Resolusi.co, Jakarta – Penyidik Kejaksaan Agung memperpanjang masa penahanan tiga mantan petinggi Badan Gizi Nasional yang menjadi tersangka dalam perkara dugaan korupsi tata kelola Program Makan Bergizi Gratis. Perpanjangan berlaku selama 40 hari, terhitung sejak 23 Juni 2026, setelah masa tahanan pertama selama 20 hari habis sejak penetapan tersangka pada 3 Juni lalu.

Ketiganya adalah mantan Kepala BGN Dadan Hindayana, mantan Wakil Kepala Bidang Operasional Sony Sonjaya, dan mantan Wakil Kepala Bidang Pengembangan Organisasi Lodewyk Pusung. Ketiganya langsung ditahan pada hari yang sama saat ditetapkan sebagai tersangka, tepat sehari setelah Presiden Prabowo Subianto mencopot mereka dari jabatan.

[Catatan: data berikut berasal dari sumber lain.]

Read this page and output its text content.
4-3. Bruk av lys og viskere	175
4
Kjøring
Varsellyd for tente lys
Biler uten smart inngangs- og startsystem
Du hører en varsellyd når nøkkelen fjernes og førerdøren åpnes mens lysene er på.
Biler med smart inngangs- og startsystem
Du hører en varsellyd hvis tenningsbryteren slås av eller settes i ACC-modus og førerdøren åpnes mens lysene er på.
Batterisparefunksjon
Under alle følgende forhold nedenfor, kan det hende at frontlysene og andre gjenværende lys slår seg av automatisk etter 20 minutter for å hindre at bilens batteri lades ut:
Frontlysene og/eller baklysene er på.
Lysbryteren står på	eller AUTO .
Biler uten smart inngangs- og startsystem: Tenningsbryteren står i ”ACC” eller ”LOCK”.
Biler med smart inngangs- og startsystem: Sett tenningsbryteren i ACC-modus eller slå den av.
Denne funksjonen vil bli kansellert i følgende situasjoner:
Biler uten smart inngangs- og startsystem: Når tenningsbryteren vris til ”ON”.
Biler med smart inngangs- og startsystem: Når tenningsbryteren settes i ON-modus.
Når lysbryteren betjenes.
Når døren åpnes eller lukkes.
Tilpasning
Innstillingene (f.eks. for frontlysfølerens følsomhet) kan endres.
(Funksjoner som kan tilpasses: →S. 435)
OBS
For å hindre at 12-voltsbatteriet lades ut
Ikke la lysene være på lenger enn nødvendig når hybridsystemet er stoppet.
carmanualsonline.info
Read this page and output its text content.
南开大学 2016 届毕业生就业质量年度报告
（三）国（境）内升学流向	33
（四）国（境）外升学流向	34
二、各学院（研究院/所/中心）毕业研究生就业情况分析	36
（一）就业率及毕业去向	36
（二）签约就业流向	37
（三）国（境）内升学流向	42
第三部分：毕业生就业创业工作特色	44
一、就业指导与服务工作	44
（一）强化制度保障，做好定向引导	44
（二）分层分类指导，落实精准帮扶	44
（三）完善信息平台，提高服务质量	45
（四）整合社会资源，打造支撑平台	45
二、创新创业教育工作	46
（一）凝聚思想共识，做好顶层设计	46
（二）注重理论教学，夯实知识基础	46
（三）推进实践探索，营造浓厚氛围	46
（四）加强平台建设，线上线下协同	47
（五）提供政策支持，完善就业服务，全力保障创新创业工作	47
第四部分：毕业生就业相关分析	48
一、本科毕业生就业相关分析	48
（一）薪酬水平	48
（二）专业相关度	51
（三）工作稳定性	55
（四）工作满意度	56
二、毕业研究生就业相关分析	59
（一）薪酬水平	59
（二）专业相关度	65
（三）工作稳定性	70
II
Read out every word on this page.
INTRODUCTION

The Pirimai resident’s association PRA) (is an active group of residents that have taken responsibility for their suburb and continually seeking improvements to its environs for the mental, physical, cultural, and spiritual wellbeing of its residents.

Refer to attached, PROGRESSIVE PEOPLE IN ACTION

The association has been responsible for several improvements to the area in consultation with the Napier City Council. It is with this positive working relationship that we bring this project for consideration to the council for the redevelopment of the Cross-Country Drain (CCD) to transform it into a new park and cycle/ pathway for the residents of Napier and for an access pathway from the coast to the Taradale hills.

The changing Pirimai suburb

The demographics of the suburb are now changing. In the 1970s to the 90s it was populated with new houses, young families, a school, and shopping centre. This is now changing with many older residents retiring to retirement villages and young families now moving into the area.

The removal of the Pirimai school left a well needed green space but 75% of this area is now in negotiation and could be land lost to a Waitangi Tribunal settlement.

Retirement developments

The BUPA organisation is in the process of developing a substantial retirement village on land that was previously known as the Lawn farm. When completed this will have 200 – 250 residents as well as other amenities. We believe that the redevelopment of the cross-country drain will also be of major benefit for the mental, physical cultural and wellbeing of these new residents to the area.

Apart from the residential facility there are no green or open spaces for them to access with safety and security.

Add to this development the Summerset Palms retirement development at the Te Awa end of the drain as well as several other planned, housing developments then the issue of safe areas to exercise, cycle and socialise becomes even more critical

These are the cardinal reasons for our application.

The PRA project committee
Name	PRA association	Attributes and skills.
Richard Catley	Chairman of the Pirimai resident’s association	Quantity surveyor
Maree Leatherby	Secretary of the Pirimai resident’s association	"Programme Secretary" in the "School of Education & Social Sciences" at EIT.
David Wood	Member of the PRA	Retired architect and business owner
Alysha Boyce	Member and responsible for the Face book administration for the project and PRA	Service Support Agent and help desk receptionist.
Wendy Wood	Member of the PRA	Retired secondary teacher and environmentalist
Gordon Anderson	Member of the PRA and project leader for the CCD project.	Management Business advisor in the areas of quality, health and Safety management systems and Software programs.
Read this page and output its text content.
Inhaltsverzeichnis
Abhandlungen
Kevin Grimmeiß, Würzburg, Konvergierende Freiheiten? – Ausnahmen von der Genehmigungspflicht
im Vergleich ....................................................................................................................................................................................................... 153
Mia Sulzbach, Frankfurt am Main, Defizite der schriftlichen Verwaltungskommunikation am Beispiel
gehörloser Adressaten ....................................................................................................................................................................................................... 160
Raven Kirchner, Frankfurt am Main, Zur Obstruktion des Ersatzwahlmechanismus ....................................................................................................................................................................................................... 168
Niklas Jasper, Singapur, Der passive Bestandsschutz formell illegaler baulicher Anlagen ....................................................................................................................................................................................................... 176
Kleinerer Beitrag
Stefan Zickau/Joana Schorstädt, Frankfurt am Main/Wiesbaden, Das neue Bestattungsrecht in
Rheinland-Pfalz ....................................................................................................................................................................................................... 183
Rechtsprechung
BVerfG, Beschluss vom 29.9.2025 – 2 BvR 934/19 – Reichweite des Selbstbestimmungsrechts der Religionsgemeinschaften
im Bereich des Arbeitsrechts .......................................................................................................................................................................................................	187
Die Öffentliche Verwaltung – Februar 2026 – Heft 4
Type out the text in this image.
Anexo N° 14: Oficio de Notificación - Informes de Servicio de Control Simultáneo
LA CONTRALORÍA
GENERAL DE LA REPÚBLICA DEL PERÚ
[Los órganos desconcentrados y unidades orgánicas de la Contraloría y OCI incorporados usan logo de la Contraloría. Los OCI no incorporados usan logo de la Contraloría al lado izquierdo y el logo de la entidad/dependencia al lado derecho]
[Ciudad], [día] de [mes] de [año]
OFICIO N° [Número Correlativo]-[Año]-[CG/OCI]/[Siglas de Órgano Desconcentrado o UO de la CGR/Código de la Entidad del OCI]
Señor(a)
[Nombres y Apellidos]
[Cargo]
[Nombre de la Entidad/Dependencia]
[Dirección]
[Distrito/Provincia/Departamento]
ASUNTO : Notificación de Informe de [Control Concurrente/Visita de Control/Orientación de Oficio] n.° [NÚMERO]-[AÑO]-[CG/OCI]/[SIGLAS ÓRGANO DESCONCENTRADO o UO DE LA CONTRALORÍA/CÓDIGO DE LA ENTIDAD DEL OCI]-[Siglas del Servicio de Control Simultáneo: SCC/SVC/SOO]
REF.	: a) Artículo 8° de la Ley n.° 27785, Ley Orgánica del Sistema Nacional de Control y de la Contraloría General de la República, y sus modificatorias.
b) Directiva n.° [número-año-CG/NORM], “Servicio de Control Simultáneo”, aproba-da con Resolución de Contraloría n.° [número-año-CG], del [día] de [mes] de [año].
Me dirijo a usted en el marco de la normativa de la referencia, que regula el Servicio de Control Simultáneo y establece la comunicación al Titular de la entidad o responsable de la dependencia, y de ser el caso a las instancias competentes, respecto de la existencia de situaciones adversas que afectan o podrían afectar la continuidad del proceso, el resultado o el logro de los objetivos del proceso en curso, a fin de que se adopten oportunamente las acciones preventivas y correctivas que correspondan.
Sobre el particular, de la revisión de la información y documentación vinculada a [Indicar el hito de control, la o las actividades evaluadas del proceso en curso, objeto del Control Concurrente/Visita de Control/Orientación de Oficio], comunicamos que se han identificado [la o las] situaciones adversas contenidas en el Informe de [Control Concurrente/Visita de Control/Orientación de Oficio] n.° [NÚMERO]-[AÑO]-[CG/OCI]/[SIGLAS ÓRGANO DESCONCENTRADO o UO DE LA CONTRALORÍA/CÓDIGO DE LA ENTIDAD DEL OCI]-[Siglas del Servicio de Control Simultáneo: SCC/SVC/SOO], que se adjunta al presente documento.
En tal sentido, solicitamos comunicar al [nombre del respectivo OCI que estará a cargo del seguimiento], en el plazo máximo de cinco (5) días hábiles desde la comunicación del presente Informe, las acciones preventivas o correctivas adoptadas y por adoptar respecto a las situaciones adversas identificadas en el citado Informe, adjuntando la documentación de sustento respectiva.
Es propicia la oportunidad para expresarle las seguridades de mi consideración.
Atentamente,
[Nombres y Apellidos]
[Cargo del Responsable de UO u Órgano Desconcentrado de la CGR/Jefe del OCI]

“40 hari, di mana penyidik mengajukan perpanjangan ke penuntut umum,” kata Kepala Pusat Penerangan Hukum Kejagung Anang Supriatna kepada wartawan, Kamis (25/6/2026).

Anang menegaskan proses penyidikan masih berjalan dan penyidik membutuhkan waktu tambahan untuk mengumpulkan barang bukti serta melengkapi berkas perkara. Perpanjangan ini dilakukan sesuai ketentuan dalam KUHAP.

Dalam kasus ini, jaksa menemukan adanya intervensi dalam proses verifikasi yang meloloskan satuan pelayanan pemenuhan gizi yang sebenarnya tidak memenuhi syarat. SPPG itu diduga dikelola oleh yayasan yang terafiliasi dengan pejabat BGN. Selain itu, penyidik juga mengendus praktik jual beli titik SPPG dan penggelembungan harga dalam berbagai pengadaan barang.

Barang-barang yang diduga di-markup antara lain 21.801 unit motor listrik senilai Rp1,03 triliun, 32.000 pasang sepatu, 31.994 unit tablet, dan 5.400 unit televisi 75 inci. Seluruh pengadaan itu kini menjadi inti dari penyidikan yang sedang berlangsung.

Hingga saat ini, Kejagung telah menetapkan enam tersangka dalam perkara ini. Selain trio mantan pimpinan BGN, penyidik juga menjerat Asep Yusuf Somantri, Komisaris PT Yasa Artha Trimanunggal Andri Mulyono, serta Ketua Yayasan Indonesia Food Security Review Glory Harimas Sihombing.

Yang menarik, Sony Sonjaya belakangan mengajukan permohonan justice collaborator kepada Lembaga Perlindungan Saksi dan Korban. Berdasarkan hasil gelar perkara dan penelitian alat bukti, tim penyidik menyimpulkan bahwa Sony memegang peran sentral dalam konstruksi perkara ini. Langkah Sony menjadi variabel baru yang bisa membuka lebih lebar peta keterlibatan pihak lain.

Perpanjangan penahanan ini menjadi sinyal bahwa penyidik belum berhenti pada para tersangka yang sudah ditetapkan. Kejagung masih memburu bukti tambahan untuk mengurai dugaan korupsi yang disebut merusak integritas program unggulan pemerintah tersebut.